Friday, September 8, 2017
Dr. James Donahue
Department of Chemistry
Hand Lab 1144, 3:30 PM
X-ray crystallography is sometimes described as a definitive technique in identifying a compound. As a stand-alone technique, the certainty offered by X-ray crystallography is limited to a description of atom connectivity, as opposed to atom identity, because elements with similar atomic number have similar diffracting power. In this talk, a series of examples are considered in which coordination compounds of the transition metals are incorrectly formulated on the basis of a crystal structure. First, a set of reports describing the syntheses and structures of [MCl2(diazadiene)] (M = Cr, Mo, W) complexes is reassessed in the context of known chemistry of low-valent Group VI metal complexes, crystallographic trends such as M–Cl bond lengths and unit cell volumes, and calculated metal-ligand bond lengths. Crystallographic data and computational results are inconsistent with any of these species being second or third row transition metal complexes. The crystallographic information files accompanying the [MCl2(diazadiene)] (M = Mo, W) published structures reveal that the metal atoms were refined with partial site occupancy factors (0.775 for Mo; 0.4005 and 0.417 for W), the effect of which was to produce lighter-element behavior and better refinement in accord with the metal atoms’ correct identity, which is Zn2+. Divalent zinc originates from zinc metal employed as a reducing agent.

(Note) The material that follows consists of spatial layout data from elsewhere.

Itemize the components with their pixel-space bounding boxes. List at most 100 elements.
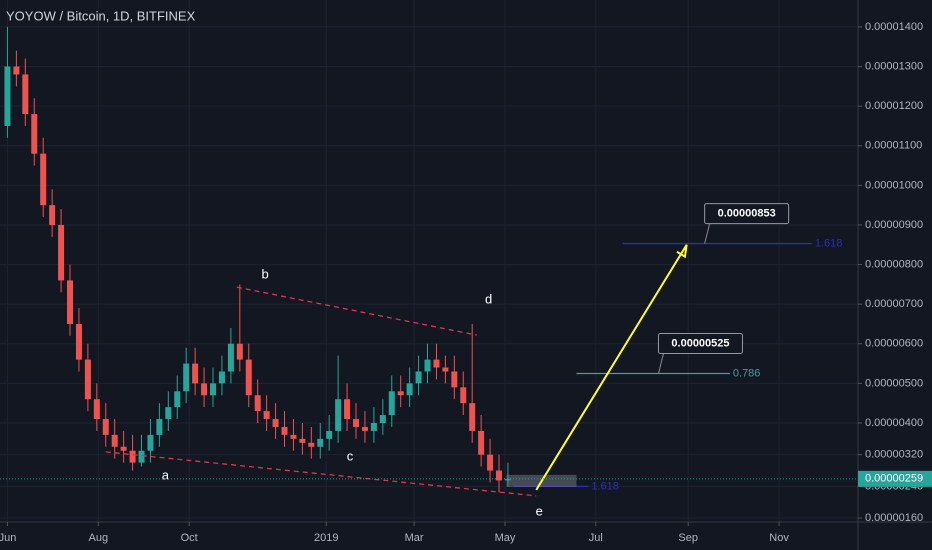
candle-body [281, 426, 288, 435]
candle-body [424, 359, 431, 372]
projection-arrow [535, 244, 688, 491]
y-tick-label: 0.00000800 [865, 258, 923, 270]
candle-body [487, 454, 494, 471]
x-tick-label: 2019 [314, 532, 338, 544]
x-tick-label: Oct [181, 532, 198, 544]
candle-body [111, 434, 118, 447]
candle-body [147, 434, 154, 451]
candle-body [361, 426, 368, 431]
candle-body [192, 363, 199, 384]
x-tick-label: Mar [405, 532, 424, 544]
candle-body [353, 419, 360, 427]
candle-body [397, 391, 404, 396]
candle-body [227, 343, 234, 372]
callout-box [657, 332, 743, 354]
wave-label: a [162, 467, 170, 482]
x-tick-label: Nov [769, 532, 789, 544]
candle-body [40, 153, 47, 206]
candle-body [478, 430, 485, 455]
candle-body [245, 359, 252, 396]
candle-body [299, 438, 306, 443]
candle-body [102, 419, 109, 435]
candle-body [58, 224, 65, 281]
candle-body [433, 359, 440, 368]
trend-line [236, 286, 477, 336]
y-tick-label: 0.00000500 [865, 377, 923, 389]
wave-label: c [347, 448, 354, 463]
candle-body [460, 387, 467, 404]
candle-body [317, 438, 324, 447]
candle-body [218, 371, 225, 384]
candle-body [67, 280, 74, 324]
candle-body [183, 363, 190, 392]
fib-label: 1.618 [815, 237, 843, 249]
candle-body [442, 367, 449, 372]
y-tick-label: 0.00000600 [865, 338, 923, 350]
candle-body [4, 66, 11, 126]
candle-body [120, 446, 127, 451]
candle-body [496, 470, 503, 481]
y-tick-label: 0.00001000 [865, 179, 923, 191]
candle-body [254, 395, 261, 412]
candle-body [290, 434, 297, 439]
candle-body [93, 399, 100, 420]
candle-body [370, 422, 377, 431]
y-tick-label: 0.00001100 [865, 140, 922, 152]
candle-body [451, 371, 458, 388]
x-tick-label: Jul [589, 532, 603, 544]
x-tick-label: Aug [89, 532, 109, 544]
y-tick-label: 0.00000320 [865, 449, 923, 461]
candle-body [263, 411, 270, 420]
y-tick-label: 0.00001200 [865, 100, 923, 112]
y-tick-label: 0.00000700 [865, 298, 923, 310]
trend-line [105, 451, 537, 497]
last-price-box [858, 470, 932, 487]
y-tick-label: 0.00001300 [865, 60, 923, 72]
wave-label: b [262, 266, 269, 281]
chart-title: YOYOW / Bitcoin, 1D, BITFINEX [6, 8, 196, 23]
callout-text: 0.00000525 [671, 337, 729, 349]
candle-body [13, 66, 20, 75]
x-tick-label: May [495, 532, 516, 544]
candle-body [308, 442, 315, 447]
callout-pointer [657, 353, 664, 374]
candle-body [129, 450, 136, 463]
candle-body [344, 399, 351, 420]
candle-body [156, 419, 163, 435]
callout-pointer [704, 223, 711, 244]
arrow-head [676, 244, 688, 259]
y-tick-label: 0.00000400 [865, 417, 923, 429]
fib-label: 1.618 [591, 480, 619, 492]
candle-body [75, 323, 82, 360]
candle-body [201, 383, 208, 396]
y-tick-label: 0.00001400 [865, 21, 923, 33]
callout-box [704, 203, 790, 225]
candle-body [406, 383, 413, 396]
candle-body [174, 391, 181, 408]
wave-label: d [485, 291, 492, 306]
x-tick-label: Sep [678, 532, 698, 544]
candle-body [272, 419, 279, 427]
candle-body [388, 391, 395, 416]
candle-body [415, 371, 422, 384]
x-tick-label: Jun [0, 532, 16, 544]
y-tick-label: 0.00000900 [865, 219, 923, 231]
candle-body [31, 114, 38, 154]
last-price-label: 0.00000259 [865, 473, 923, 485]
candle-body [335, 399, 342, 431]
candle-body [84, 359, 91, 400]
callout-text: 0.00000853 [718, 207, 776, 219]
candle-body [326, 430, 333, 439]
candle-body [210, 383, 217, 396]
candle-body [236, 343, 243, 360]
candle-body [379, 415, 386, 423]
fib-label: 0.786 [733, 367, 761, 379]
wave-label: e [536, 504, 543, 519]
candle-body [469, 403, 476, 431]
candle-body [165, 407, 172, 420]
candle-body [49, 205, 56, 225]
candle-body [138, 450, 145, 463]
y-tick-label: 0.00000160 [865, 512, 923, 524]
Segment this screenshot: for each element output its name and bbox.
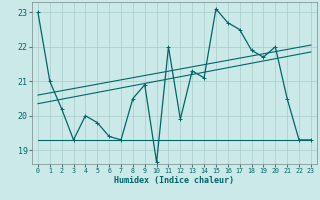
X-axis label: Humidex (Indice chaleur): Humidex (Indice chaleur) — [115, 176, 234, 185]
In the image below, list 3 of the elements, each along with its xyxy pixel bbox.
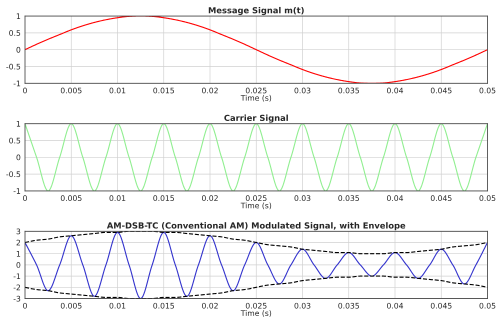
chart-title: AM-DSB-TC (Conventional AM) Modulated Signal, with Envelope [106, 222, 406, 230]
chart-title: Message Signal m(t) [208, 6, 304, 16]
chart-title: Carrier Signal [224, 114, 288, 123]
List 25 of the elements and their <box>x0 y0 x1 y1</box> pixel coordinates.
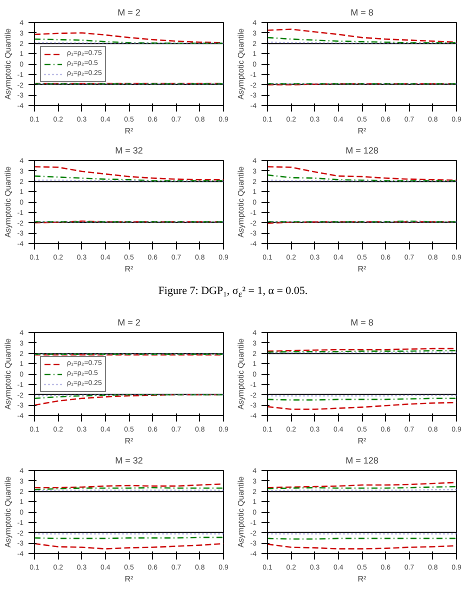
x-axis-title: R² <box>358 574 367 584</box>
y-axis-title: Asymptotic Quantile <box>236 28 246 100</box>
y-axis-title: Asymptotic Quantile <box>3 476 12 548</box>
y-axis-title: Asymptotic Quantile <box>236 476 246 548</box>
y-axis-title: Asymptotic Quantile <box>236 166 246 238</box>
x-axis-title: R² <box>358 436 367 446</box>
y-axis-title: Asymptotic Quantile <box>236 338 246 410</box>
chart-title: M = 128 <box>346 456 378 466</box>
x-axis-title: R² <box>124 574 134 584</box>
caption: Figure 7: DGP₁, σ$_{ε}$² = 1, α = 0.05. <box>157 284 309 302</box>
x-axis-title: R² <box>124 436 134 446</box>
y-axis-title: Asymptotic Quantile <box>3 338 12 410</box>
chart-title: M = 128 <box>346 146 378 156</box>
x-axis-title: R² <box>358 264 367 274</box>
x-axis-title: R² <box>124 126 134 136</box>
chart-title: M = 8 <box>350 8 374 18</box>
x-axis-title: R² <box>124 264 134 274</box>
chart-title: M = 2 <box>118 8 140 18</box>
y-axis-title: Asymptotic Quantile <box>3 28 12 100</box>
chart-title: M = 32 <box>115 146 143 156</box>
x-axis-title: R² <box>358 126 367 136</box>
chart-title: M = 2 <box>118 318 140 328</box>
chart-title: M = 8 <box>350 318 374 328</box>
y-axis-title: Asymptotic Quantile <box>3 166 12 238</box>
chart-title: M = 32 <box>115 456 143 466</box>
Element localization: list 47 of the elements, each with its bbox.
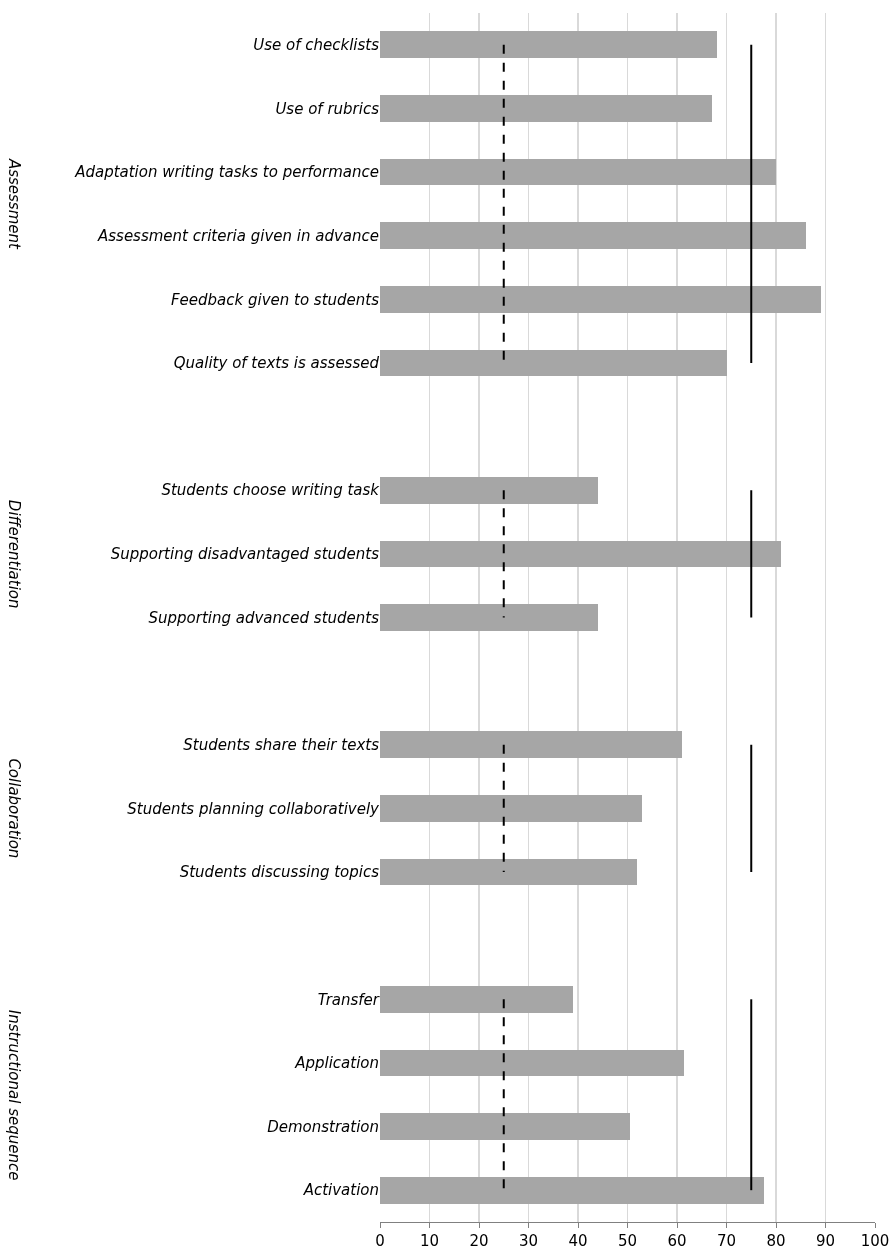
- bar: [380, 285, 821, 313]
- bar: [380, 1113, 630, 1140]
- bar: [380, 95, 712, 122]
- bar: [380, 31, 717, 59]
- x-tick-label: 60: [667, 1232, 687, 1250]
- bar: [380, 158, 776, 186]
- y-tick-label: Feedback given to students: [170, 290, 380, 309]
- y-tick-label: Use of rubrics: [275, 99, 380, 118]
- x-tick-label: 50: [617, 1232, 638, 1250]
- x-tick-label: 90: [815, 1232, 836, 1250]
- bar: [380, 858, 638, 886]
- bar: [380, 1176, 764, 1204]
- y-tick-label: Quality of texts is assessed: [173, 354, 380, 373]
- y-tick-label: Students planning collaboratively: [127, 799, 381, 818]
- bar: [380, 985, 574, 1013]
- y-tick-label: Adaptation writing tasks to performance: [74, 163, 379, 182]
- y-tick-label: Students share their texts: [183, 736, 380, 755]
- y-tick-label: Supporting disadvantaged students: [110, 545, 380, 564]
- text: Differentiation: [4, 499, 23, 609]
- bar: [380, 795, 643, 822]
- x-tick-label: 20: [469, 1232, 489, 1250]
- text: Instructional sequence: [4, 1009, 23, 1181]
- y-tick-label: Assessment criteria given in advance: [96, 226, 379, 245]
- y-tick-label: Supporting advanced students: [148, 608, 380, 627]
- y-tick-label: Demonstration: [267, 1117, 379, 1136]
- bar: [380, 604, 598, 631]
- y-tick-label: Students choose writing task: [161, 481, 381, 500]
- x-tick-label: 30: [518, 1232, 539, 1250]
- x-tick-label: 80: [766, 1232, 786, 1250]
- y-tick-label: Students discussing topics: [179, 863, 380, 882]
- bar: [380, 1049, 685, 1077]
- y-tick-label: Transfer: [317, 990, 380, 1009]
- bar: [380, 540, 781, 568]
- bar: [380, 222, 806, 250]
- x-tick-label: 40: [568, 1232, 588, 1250]
- bar: [380, 349, 727, 377]
- x-tick-label: 0: [375, 1232, 385, 1250]
- bar: [380, 476, 598, 504]
- x-tick-label: 10: [419, 1232, 440, 1250]
- y-tick-label: Activation: [302, 1181, 379, 1200]
- bar: [380, 731, 682, 759]
- y-tick-label: Application: [294, 1054, 379, 1073]
- text: Assessment: [4, 157, 23, 250]
- x-tick-label: 100: [860, 1232, 890, 1250]
- x-tick-label: 70: [716, 1232, 737, 1250]
- text: Collaboration: [5, 758, 24, 859]
- y-tick-label: Use of checklists: [253, 36, 380, 55]
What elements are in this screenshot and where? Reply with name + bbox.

A similar case involving [(Me3P)2ZnCl2] misidentified as [(Me3P)2MoCl2] is noted. A third case of element mis-assignment involves a tetrametallic species, [M(iPr2Pipdt)]4[BF4]4 (iPr2Pipdt = diisopropylpiperazine-2,3-dithione), that is created by treatment of [MoOCl(iPr2Pipdt)2]+ with AgBF4. The metal atom is identified as Mo1+, but a variety of chemical considerations is strongly indicative of Ag+ as the more chemically plausible metal ion. Finally in our own work, attention is given to considerable confusion caused by the inability to distinguish Cl- from SH- as a ligand in Cu1+ complexes on the basis of crystallography. Offered in conclusion are thoughts on some preemptive practices that guard against element mis-identification in the crystal structure determination process.
James P. Donahue was born and raised in northern Indiana. He did his undergraduate studies at M.I.T., earning a B.S. in chemistry in 1991. With the support of a DoD fellowship, he did his doctoral work with Richard Holm at Harvard University, earning his Ph.D. in 1998 with a dissertation about the synthesis and properties of small molecule analogues of the active sites on molybdo- and tungstoenzymes. In 1999, he began a postdoctoral study with F. A. Cotton at Texas A&M with the support of an NIH fellowship. In 2004, he assumed a tenure track assistant professor position at Tulane University, and in 2011 he was promoted to his current rank of associate professor.